Some for-profit operators and organizations they represent were outspoken about their concerns. This has caused some setbacks in favor of a non-profit and public childcare system.

But Kim Yeaman, who runs a lucrative child care center in Innisfil, Ont., Said her concerns are shared by many private operators, such as being able to pay the mortgage.

“People need to know that we are absolutely desperate to provide this for parents,” she said. “But we can not do that and not pay our bills.”

She also does not want to sign up for one year and then has to retire for the next. Despite her concerns, Yeaman said she tends to apply, in part because her Simcoe County municipality seems to be trying hard to allay those fears.

In determining a center’s “base fees” on which the rebates should be calculated, the country will include anything that was part of the program when Ontario signed the child care agreement, the municipality told operators. This includes features such as music classes, yoga and second language tuition, as long as parents do not pay extra for it.
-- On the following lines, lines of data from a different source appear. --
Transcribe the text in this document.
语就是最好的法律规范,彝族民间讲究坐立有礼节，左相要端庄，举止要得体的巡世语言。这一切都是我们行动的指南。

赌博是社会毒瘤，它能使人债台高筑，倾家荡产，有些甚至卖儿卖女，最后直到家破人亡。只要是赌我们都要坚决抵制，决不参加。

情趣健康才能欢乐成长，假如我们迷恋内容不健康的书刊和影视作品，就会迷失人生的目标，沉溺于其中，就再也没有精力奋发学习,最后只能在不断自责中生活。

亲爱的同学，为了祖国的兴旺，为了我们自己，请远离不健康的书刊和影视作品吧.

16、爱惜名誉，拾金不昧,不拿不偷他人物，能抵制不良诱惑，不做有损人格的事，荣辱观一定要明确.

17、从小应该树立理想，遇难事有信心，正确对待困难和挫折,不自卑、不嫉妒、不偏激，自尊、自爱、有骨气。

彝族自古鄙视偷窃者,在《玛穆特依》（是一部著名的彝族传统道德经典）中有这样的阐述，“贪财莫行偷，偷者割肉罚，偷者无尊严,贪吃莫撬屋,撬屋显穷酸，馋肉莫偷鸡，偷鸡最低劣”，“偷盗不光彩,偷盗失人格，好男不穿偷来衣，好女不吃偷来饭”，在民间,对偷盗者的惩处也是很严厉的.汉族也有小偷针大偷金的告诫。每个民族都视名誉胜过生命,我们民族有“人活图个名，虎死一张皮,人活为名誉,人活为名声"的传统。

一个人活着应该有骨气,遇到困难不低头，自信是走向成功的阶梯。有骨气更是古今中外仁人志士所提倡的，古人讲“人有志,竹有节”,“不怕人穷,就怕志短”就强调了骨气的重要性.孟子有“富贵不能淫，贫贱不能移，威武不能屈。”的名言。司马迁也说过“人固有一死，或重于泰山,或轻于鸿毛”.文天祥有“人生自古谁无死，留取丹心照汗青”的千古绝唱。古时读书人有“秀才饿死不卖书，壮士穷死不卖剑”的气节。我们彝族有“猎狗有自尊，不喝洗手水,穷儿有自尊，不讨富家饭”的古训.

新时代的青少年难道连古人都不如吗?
“The ($ 10-per-day) program is not intended to force programs to ‘look the same,'” the country wrote in its program guidelines. “The uniqueness of the licensees in Simcoe County is appreciated.”

Parents will receive an initial 25 percent discount after signing up for their center, followed by another reduction at the end of the year to cut fees by an average of half. Fees will be reduced in subsequent years to reach an average of $ 10 per day by 2025.

In the first year, operators will be able to cover expenses that are not eligible through the program, such as mortgage and property tax payments, with their remaining parental fees, the country noted. But that has raised operators’ concerns about those costs with the provincial government for future years.

Ontario recognizes the valuable role that profitable operators play and will work to remove any roadblocks that come to light, the government says.

Education Minister Grace Lee, a spokeswoman for Education Minister Stephen Lecce, said the agreement “protects parental choice.”

“We have met with many profitable operators and fought for them every step of the way, and will continue to plead for them with the federal and municipal governments so that all parents can benefit from these savings,” she wrote in a statement.

Sharon Siriboe, the director of the Ontario Association of Independent Child Care Centers and who runs a child care center in the Peel region, said operators want more time after the Sept. 1 deadline to decide if they should be part of the program.

“I hope … there is some way they can actually extend this deadline and give suppliers the chance to really ask the right questions,” she said. “Then we can move forward to make an informed decision.”